Icarus extortion group turns a dormant Klue credential into bulk Salesforce CRM theft across customers
From CTI Daily Brief — 2026-06-19 · published 2026-06-19 · view item permalink →
A newly tracked extortion actor, Icarus (active since ~April 2026), compromised the backend of Klue Battlecards — a competitive-intelligence SaaS that integrates with customer Salesforce tenants over OAuth — and used it to steal CRM data from Klue's enterprise customers (ReliaQuest, 2026-06-17). Icarus obtained a dormant/prototype-integration credential, injected code into Klue's application layer to harvest the stored OAuth access tokens for each customer's Salesforce integration, then queried the Salesforce REST API directly (/services/data/v59.0/sobjects/ enumeration and /services/data/v59.0/query SOQL) for roughly 24 hours per victim before Salesforce flagged anomalous API usage and disabled the Klue integration platform-wide. The chain maps to T1199 Trusted Relationship → T1528 Steal Application Access Token → T1078.004 Valid Cloud Accounts → T1530 Data from Cloud Storage Object, bypassing every endpoint and network control the victim operates. Huntress self-disclosed that its own Salesforce sales data (contacts, internal communications, pricing) was exfiltrated, while confirming its own systems were not breached (Huntress, 2026-06-18). Icarus contacts victims directly under the alias "mr bean" on Session Messenger.
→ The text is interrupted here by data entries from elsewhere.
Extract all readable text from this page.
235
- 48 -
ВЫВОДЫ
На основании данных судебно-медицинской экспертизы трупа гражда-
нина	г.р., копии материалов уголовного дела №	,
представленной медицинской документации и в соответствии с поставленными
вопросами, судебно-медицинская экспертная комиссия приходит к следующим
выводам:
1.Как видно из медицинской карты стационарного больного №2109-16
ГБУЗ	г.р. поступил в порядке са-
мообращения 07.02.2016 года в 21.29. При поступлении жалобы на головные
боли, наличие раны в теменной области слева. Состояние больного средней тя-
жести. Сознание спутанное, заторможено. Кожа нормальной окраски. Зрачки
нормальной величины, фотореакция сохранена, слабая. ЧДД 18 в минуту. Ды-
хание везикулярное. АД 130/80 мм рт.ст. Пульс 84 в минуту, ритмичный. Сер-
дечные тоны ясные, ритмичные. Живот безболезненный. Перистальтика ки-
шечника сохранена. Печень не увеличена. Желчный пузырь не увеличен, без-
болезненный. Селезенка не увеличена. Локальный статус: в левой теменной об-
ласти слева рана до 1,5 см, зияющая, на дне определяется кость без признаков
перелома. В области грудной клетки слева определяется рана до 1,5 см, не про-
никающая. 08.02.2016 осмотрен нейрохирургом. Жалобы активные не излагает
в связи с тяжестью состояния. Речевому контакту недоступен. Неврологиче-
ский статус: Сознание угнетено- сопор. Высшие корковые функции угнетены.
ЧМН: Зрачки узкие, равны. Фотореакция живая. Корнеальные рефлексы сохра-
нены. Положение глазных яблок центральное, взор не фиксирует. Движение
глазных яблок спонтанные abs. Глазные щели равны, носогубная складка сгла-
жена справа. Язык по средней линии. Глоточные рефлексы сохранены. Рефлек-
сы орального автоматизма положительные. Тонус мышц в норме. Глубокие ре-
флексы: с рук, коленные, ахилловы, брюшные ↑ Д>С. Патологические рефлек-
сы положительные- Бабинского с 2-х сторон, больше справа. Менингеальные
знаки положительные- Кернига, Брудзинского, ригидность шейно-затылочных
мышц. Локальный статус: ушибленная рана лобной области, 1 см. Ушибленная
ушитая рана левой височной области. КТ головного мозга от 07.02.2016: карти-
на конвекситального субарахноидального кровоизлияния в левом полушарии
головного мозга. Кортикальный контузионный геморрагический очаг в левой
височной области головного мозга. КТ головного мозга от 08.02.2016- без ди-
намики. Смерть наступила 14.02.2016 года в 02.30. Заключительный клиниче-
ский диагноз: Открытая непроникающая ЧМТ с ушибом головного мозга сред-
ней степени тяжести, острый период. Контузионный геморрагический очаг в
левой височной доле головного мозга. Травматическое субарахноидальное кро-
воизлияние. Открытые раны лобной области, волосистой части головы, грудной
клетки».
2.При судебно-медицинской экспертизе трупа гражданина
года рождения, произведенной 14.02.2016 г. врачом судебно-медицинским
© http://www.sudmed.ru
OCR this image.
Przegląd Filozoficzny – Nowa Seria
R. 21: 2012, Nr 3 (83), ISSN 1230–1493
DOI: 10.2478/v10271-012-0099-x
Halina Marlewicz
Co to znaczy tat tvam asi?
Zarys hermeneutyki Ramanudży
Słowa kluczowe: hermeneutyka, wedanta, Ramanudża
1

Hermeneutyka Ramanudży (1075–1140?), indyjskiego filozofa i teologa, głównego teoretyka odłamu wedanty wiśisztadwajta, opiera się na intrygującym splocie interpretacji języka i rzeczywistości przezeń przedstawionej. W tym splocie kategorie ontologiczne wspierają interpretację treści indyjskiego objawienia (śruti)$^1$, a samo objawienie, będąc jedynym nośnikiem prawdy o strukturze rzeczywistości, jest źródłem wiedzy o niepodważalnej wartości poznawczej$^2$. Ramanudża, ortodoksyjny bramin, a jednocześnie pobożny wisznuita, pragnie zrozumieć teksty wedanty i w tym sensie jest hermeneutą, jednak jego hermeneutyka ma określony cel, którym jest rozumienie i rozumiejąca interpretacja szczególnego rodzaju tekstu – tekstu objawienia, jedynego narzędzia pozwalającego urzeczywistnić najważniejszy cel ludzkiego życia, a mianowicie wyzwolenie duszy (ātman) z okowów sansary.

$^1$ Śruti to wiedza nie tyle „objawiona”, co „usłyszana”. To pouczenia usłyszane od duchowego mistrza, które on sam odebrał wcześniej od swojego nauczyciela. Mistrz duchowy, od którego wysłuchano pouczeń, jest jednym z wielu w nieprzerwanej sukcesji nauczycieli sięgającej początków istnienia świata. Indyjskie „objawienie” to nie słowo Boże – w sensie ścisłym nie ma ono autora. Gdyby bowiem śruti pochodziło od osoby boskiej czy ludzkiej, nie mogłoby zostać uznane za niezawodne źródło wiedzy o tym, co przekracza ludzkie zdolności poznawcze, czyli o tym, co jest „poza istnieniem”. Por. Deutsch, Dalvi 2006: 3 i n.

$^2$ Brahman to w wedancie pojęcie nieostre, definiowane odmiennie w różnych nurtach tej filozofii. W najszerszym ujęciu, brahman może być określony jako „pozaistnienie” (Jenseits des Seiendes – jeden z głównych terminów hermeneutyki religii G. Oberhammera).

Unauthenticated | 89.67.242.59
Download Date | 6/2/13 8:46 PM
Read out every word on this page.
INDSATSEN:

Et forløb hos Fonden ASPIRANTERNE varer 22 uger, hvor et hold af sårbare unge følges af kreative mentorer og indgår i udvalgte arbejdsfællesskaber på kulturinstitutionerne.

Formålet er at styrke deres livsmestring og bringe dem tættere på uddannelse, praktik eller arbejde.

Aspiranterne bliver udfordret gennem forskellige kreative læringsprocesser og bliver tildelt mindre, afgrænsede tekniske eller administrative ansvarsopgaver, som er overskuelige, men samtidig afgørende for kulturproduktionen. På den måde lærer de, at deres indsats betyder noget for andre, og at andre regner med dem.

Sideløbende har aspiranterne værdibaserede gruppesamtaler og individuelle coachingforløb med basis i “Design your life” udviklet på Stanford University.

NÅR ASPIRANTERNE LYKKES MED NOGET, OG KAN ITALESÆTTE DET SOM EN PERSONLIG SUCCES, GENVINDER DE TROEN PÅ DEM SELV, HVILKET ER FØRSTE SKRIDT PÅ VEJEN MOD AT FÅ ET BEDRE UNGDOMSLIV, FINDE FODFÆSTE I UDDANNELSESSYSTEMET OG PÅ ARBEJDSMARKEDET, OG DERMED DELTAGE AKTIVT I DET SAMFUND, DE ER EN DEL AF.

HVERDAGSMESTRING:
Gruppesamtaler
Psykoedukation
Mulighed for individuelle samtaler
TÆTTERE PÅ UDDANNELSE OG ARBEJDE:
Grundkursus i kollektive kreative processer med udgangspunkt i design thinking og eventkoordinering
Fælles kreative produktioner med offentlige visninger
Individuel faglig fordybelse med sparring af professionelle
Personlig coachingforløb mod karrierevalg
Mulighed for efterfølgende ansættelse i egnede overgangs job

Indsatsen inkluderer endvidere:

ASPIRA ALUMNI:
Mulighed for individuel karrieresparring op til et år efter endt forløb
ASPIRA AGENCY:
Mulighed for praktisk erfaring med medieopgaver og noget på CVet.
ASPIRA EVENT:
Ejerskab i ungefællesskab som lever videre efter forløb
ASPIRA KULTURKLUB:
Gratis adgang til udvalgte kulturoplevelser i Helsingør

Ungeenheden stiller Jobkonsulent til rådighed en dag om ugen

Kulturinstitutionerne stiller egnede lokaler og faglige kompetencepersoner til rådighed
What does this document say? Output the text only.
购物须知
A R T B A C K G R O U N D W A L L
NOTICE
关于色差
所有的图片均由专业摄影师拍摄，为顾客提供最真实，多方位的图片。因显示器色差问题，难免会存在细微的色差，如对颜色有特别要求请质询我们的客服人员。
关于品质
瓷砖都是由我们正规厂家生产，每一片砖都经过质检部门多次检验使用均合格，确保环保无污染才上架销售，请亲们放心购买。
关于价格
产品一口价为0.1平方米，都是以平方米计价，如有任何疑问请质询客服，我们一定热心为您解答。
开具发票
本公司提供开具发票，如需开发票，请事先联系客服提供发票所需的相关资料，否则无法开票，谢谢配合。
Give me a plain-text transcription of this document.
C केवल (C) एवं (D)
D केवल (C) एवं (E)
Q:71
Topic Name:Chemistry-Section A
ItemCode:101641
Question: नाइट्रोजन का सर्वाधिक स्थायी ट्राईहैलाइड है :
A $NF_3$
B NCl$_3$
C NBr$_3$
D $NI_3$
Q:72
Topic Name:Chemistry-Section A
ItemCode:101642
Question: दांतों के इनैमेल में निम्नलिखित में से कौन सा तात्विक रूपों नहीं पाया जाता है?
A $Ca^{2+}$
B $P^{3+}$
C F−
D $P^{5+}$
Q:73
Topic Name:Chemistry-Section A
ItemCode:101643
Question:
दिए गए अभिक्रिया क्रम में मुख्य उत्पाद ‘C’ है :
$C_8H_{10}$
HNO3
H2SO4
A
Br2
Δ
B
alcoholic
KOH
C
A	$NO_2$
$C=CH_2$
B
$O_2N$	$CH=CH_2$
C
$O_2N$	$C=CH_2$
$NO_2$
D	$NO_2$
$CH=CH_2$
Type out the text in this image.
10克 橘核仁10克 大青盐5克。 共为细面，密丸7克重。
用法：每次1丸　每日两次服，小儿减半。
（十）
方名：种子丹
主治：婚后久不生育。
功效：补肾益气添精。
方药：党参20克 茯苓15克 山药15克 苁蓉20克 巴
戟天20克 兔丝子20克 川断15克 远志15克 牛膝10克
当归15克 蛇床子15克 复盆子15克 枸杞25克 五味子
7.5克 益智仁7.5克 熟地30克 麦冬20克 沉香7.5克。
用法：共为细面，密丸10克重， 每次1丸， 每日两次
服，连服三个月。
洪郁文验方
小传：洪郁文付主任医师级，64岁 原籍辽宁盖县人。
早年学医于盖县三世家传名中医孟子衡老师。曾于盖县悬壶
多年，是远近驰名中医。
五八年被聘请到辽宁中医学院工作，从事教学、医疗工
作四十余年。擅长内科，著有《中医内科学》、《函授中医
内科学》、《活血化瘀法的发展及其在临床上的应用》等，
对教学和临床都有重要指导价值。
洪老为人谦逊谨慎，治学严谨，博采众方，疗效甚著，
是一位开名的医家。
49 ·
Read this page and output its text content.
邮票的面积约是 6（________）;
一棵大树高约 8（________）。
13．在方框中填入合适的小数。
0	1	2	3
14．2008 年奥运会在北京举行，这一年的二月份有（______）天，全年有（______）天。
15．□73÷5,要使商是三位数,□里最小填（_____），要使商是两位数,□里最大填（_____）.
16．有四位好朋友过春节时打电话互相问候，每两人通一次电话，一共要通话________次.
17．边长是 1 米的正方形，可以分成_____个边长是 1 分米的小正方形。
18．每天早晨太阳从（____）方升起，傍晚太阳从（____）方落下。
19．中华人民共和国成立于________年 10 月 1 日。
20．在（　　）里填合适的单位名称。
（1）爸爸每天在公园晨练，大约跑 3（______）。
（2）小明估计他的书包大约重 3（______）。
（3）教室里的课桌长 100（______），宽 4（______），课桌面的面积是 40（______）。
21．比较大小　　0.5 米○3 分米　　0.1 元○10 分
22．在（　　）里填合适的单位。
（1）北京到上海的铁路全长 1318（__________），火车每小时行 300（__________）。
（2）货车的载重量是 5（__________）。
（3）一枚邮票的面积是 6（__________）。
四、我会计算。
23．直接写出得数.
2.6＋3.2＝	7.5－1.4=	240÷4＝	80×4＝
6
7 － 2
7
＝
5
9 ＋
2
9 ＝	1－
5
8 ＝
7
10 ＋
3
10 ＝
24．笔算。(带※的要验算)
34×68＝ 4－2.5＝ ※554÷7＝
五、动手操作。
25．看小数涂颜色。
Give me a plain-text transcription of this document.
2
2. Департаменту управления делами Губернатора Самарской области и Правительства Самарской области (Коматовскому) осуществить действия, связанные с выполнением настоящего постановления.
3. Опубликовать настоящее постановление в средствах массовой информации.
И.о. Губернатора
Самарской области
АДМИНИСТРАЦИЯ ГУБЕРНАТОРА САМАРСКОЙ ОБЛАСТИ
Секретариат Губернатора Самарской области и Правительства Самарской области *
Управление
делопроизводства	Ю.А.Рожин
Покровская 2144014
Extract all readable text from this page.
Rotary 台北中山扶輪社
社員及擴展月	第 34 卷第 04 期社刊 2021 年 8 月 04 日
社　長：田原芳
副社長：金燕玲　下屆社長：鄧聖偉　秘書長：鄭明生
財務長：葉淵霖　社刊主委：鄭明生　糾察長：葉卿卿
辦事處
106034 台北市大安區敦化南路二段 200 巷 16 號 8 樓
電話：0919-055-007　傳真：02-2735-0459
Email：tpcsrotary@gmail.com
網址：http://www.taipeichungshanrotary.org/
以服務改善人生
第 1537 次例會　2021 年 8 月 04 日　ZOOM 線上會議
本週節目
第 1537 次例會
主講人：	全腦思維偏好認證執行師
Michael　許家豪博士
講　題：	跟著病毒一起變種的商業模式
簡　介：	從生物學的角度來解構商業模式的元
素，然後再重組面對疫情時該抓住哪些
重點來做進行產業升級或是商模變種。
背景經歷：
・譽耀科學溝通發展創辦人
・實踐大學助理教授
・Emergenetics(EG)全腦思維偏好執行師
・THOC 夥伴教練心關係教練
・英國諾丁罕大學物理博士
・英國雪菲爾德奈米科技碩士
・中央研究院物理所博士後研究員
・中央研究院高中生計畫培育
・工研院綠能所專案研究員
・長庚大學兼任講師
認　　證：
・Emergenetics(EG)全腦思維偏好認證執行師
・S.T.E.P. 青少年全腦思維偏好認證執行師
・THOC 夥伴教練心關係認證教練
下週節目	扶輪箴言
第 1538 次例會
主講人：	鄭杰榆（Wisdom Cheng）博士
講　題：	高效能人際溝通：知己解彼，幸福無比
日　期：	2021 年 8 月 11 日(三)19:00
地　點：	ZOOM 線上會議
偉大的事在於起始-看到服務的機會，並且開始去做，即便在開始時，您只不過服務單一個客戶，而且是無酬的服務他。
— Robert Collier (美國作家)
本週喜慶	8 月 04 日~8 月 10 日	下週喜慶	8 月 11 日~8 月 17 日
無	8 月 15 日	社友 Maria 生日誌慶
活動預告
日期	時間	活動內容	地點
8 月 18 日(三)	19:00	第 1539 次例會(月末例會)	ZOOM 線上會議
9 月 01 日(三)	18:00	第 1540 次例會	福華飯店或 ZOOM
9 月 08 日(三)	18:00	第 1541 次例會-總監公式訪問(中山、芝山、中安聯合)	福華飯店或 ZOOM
Why it matters to us: delegated-OAuth grants to third-party SaaS are a perimeter-bypassing trust path that endpoint and network controls never see. Inventory Salesforce Connected-App OAuth grants, revoke dormant/prototype integrations, enforce short token TTLs and IP-range restrictions on grant policies, and stream Salesforce Event Monitoring (SObject-enumeration and bulk-SOQL patterns from integration users) to your SIEM.